IMPORTANT: If you are planning to commence a pension with your superannuation balance, you must send the trustee a valid notice, and receive acknowledgement of the valid notice, before commencing the pension, OR YOU WILL LOSE YOUR ELIGIBILITY FOR A TAX DEDUCTION.

2. Will you be splitting your concessional contributions with your spouse?

Anyone keeping up to date with Two Minute Tuesdays with Michal will know I discussed this strategy in the episode dated 15 June 2021.  Superannuation contribution splitting allows individuals to transfer up to 85% of their concessional contributions made during the year to their (under age 65) spouse’s super account.

The benefit of superannuation splitting is to equalise the accumulation balances between spouses, which may help to maximise the combined total of superannuation savings they may transfer to a tax free retirement phase income stream.

Contributions can generally be split after the conclusion of the financial year in which the contribution is made and ONLY in that financial year.

IMPORTANT: A timing issue can arise for individuals wishing to claim a personal tax deduction for their contributions.  These individuals must lodge their valid notice (see above) with the trustee nd have it acknowledged in writing BEFORE they apply to split.

3. How will you be paying your excess concessional contributions determination and/or Div 293 tax?

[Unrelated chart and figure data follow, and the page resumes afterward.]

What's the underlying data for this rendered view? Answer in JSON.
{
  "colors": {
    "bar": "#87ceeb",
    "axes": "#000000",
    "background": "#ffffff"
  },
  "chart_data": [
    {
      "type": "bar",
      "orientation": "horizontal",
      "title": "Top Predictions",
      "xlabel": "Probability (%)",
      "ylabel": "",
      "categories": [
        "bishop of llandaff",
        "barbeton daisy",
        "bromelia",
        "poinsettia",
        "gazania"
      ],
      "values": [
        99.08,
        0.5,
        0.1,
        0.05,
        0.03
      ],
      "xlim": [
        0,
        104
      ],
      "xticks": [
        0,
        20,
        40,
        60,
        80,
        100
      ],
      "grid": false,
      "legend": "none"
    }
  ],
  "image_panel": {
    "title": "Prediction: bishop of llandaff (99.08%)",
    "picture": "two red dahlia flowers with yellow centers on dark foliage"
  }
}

Higher income earners would be familiar with excess contributions and Div 293 tax.  Those sneaky charges if your concessional contributions exceed $25,000 per annum and a doubly whammy if your income exceeds $250,000 and you have to pay an additional 15% on your taxable contributions.

Individuals may elect to have up to 85% of any excess concessional contributions released from their super fund in order to pay the income tax on their excess contributions.  This request must be made to the ATO within 60 days from when the excess concessional contributions determination is issued.

Division 293 tax can be paid from an individuals own money OR from their super interest using a release authority.  Like the above, if an individual wishes to pay the tax  from super, the request must be made within 60 days of the issuance of the Div 293 notice of assessment.

IMPORTANT: If after 60 days any liability remains outstanding, the Commissioner will generally issue a release authority to the individual’s super fund.  Moral – you can run but you can’t hide.

4. Does your asset allocation need reassessing?

Appreciating sharemarkets, pension clients drawing income payments, and the crazy lead up to 30 June has been a perfect storm which may have seen your portfolios move out of whack when compared against your risk profile.  If this is a concern for you, consider gently moving some of your growth exposure back to defensive to provide some capital stability against the volatility of the sharemarkets.

IMPORTANT: Increasing defensive exposure in the current climate will potentially reduce your overall returns given the historically low cash rate environment.  However, the purpose is to increase the part of your portfolio that is not as susceptible to market ups and downs, because WHAT GOES UP MUST COME DOWN.